There were times, when out travelling, that Jonas neglected to say that he lived in Norway — which is to say in that place so totally devoid of real need and real insecurity. There were times abroad, if the situation were critical or catastrophic enough, when Jonas Wergeland had to resort to a lot of double-talk to save disclosing his nationality.
As far as that goes, Jonas Wergeland could have hoisted any flag at all over the schoolyard — as long as it came from a country that was not a part of the West.
So how do the pieces of a life fit together? Or, to put it another way, do they fit together at all?

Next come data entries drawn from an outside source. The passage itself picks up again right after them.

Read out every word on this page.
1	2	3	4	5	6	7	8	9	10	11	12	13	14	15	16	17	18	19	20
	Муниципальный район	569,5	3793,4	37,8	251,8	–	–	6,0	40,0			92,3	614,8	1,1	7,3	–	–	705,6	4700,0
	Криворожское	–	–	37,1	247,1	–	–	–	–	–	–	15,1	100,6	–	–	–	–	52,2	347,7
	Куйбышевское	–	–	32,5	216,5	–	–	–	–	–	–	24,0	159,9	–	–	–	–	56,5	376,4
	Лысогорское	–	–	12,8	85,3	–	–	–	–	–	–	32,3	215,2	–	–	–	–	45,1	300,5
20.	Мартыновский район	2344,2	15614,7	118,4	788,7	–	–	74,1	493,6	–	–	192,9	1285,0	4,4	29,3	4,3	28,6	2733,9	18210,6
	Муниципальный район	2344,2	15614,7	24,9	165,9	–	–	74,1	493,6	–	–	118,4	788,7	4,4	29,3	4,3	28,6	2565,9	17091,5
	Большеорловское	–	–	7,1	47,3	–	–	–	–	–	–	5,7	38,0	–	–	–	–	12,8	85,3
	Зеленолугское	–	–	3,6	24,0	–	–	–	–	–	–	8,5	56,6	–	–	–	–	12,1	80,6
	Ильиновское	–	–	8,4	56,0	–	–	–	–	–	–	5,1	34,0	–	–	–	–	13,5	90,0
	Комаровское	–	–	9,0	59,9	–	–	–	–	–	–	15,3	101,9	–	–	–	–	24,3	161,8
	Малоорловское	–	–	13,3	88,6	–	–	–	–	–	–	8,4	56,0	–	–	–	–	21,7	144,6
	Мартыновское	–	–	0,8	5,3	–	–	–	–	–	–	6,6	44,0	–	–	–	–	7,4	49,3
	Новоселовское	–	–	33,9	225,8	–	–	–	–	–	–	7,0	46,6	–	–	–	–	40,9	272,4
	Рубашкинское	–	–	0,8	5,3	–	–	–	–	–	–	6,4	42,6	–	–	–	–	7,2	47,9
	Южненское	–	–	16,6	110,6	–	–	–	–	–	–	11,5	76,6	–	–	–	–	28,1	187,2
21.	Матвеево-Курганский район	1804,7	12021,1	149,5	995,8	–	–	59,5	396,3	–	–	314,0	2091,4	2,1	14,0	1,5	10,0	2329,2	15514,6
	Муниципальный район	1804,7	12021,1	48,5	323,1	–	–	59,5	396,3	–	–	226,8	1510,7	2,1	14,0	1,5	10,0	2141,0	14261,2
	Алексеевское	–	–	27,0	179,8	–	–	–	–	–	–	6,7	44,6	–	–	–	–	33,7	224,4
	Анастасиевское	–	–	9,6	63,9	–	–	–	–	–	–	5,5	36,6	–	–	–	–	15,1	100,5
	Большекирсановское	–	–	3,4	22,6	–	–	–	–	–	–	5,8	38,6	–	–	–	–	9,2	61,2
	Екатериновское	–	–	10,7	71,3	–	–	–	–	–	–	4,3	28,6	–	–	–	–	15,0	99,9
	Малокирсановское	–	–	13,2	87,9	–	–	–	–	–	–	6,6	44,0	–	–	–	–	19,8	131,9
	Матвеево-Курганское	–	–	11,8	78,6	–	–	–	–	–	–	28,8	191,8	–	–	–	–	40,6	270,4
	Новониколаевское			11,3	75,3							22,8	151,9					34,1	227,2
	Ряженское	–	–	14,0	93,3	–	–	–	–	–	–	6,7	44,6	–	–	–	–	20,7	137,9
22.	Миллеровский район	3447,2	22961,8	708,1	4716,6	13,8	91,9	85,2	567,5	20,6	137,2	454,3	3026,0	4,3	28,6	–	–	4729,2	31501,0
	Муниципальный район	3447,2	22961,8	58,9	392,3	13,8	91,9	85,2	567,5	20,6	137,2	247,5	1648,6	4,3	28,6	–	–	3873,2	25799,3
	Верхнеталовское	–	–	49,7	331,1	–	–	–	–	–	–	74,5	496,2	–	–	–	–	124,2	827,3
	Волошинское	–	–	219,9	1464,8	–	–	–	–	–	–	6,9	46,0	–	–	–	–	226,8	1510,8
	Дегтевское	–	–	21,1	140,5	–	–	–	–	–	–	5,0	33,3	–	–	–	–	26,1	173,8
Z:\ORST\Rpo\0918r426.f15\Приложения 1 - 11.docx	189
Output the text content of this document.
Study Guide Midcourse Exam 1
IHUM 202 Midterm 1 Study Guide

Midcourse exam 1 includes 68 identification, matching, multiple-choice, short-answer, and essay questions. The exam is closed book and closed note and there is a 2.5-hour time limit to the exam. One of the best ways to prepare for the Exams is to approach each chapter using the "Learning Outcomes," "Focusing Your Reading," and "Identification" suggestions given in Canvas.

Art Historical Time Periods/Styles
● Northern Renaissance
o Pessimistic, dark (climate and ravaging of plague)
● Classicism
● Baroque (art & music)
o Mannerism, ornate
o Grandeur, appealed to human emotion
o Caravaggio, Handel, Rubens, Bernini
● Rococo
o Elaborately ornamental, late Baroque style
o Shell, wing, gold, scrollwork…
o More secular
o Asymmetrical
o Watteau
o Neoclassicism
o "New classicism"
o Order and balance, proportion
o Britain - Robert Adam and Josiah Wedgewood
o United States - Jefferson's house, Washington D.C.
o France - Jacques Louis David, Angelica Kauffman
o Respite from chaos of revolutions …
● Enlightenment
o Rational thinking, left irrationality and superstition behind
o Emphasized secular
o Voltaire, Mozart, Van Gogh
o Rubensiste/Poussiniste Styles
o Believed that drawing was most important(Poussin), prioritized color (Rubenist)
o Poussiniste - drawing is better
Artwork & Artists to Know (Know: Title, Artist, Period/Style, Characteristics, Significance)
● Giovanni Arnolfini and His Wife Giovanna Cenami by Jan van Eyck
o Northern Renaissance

They had finished filming, and Jonas could tell right away that the shots from the area around Myggbukta would be good: the old, derelict sealing and weather station, huts lined inside with musk-ox hides, and of course the spectacular landscape round about; in fact just being confronted with that Arctic landscape in the comfort of your own living-room would be enough to take your breath away. The purpose of the shoot had been to afford a glimpse of a sealer’s life, and after a hectic week’s filming the NRK team had footage of just about everything: dog teams, with a camera fixed low down on the sled; hares, foxes, musk ox, seal, walrus — the only thing lacking was a polar bear. This sequence was to form part of a programme on the all but forgotten annexation of Eastern Greenland by Norway in the early thirties, a programme which caused a justifiable stir and gave rise to much, occasionally heated, debate in the press when it was shown on Norwegian television screens — understandably, seeing that the Norwegian people have every reason to want to forget this embarrassing episode, an example of a brand of polar imperialism to which Norway has never cared to admit. Not unexpectedly, it ended in bitter defeat for the Norwegians when the case was brought before the International Court of Justice in The Hague.